A History of Trouble
This has led to a number of lawsuits surrounding those properties, with a number of the bigger claims occurring in the 2000s, mostly revolving around people involved with the rights to the film feeling like they weren’t getting what they were owed.
In the news now is the battle between the J.R.R. Tolkien Estate Limited and Warner Bros. over whether Warner has overstepped the bounds of its license (with Warner Bros. counterclaiming that the Estate has harmed Warner by improperly revoking certain rights).

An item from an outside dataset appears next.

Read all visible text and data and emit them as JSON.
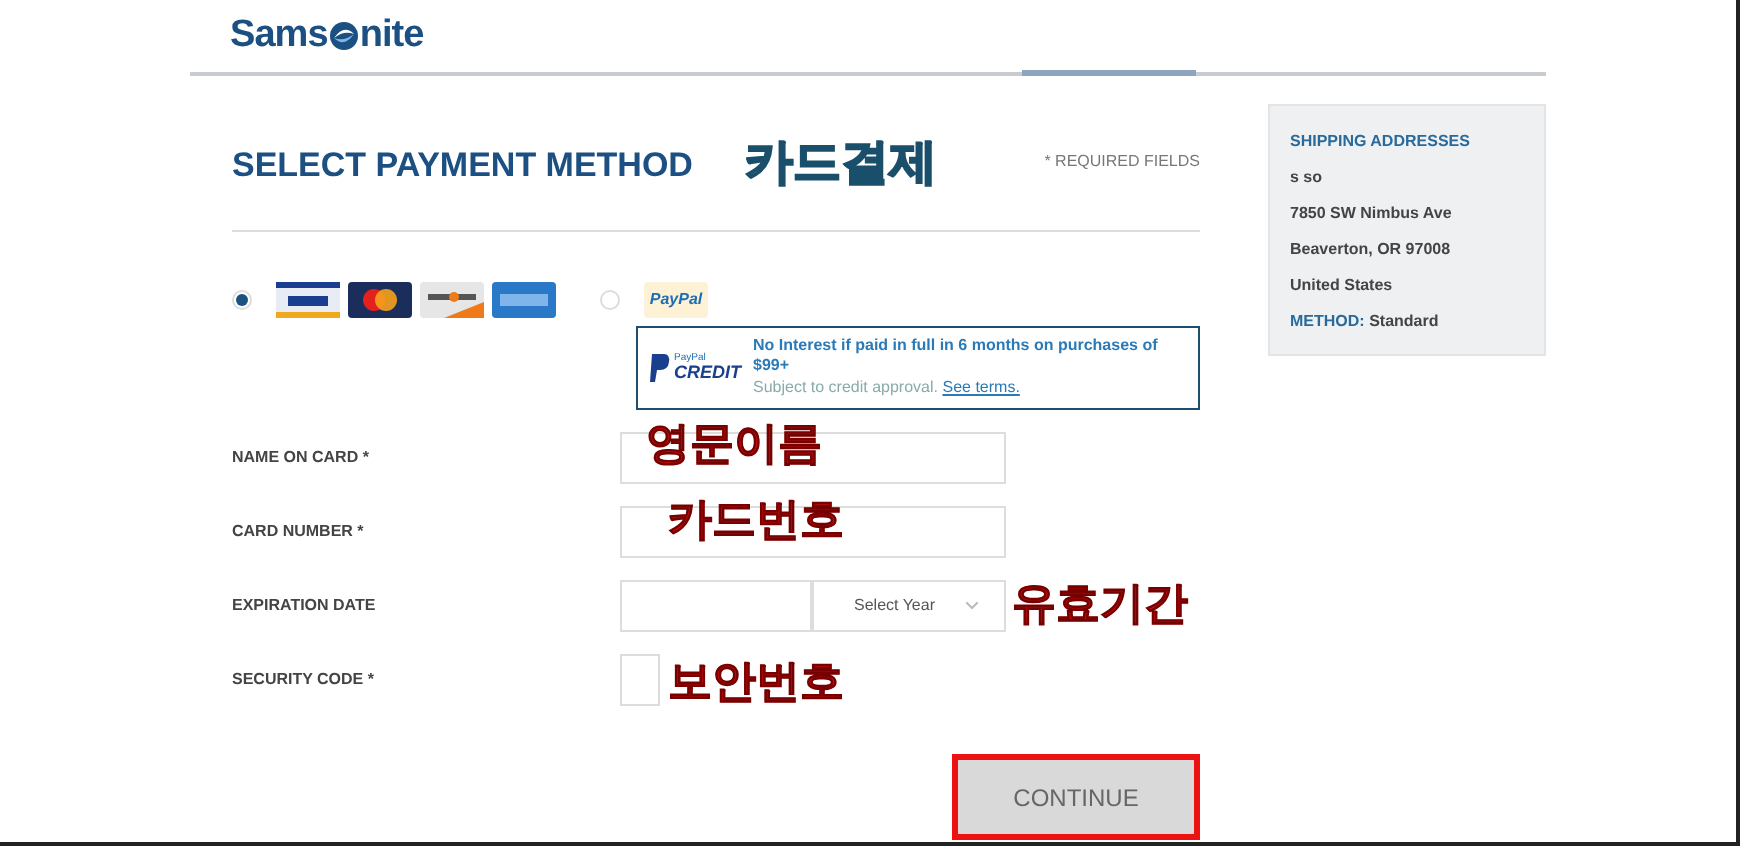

While I am certain that there are many reasons that this suit is picking up steam, and you can click through to The Hollywood Reporter here to see some of the action, what it really boils down to is Warner’s recent move to license tie-ins that include online gambling games that use Tolkien’s works as a theme. Not only does that have the already-protective Estate upset, reason enough for them to challenge these download or cloud-based products, but they claim that it and works like it violate the limited right to create “tangible” products given to the studio under the agreement.
An Old Agreement
Apparently the source of contention is what the specific terms of that agreement were or meant, something you would hope to be contained in the four corners of the document itself, but with evidence (in the form of witnesses and work-product) being fought for tooth-and-nail by both sides it seems that things are messier than outsiders could have imagined. This is likely in part because the agreement is decades old, meaning that applying it to the current markets using the language of its day opens up room of interpretation… but we can’t know for certain right now.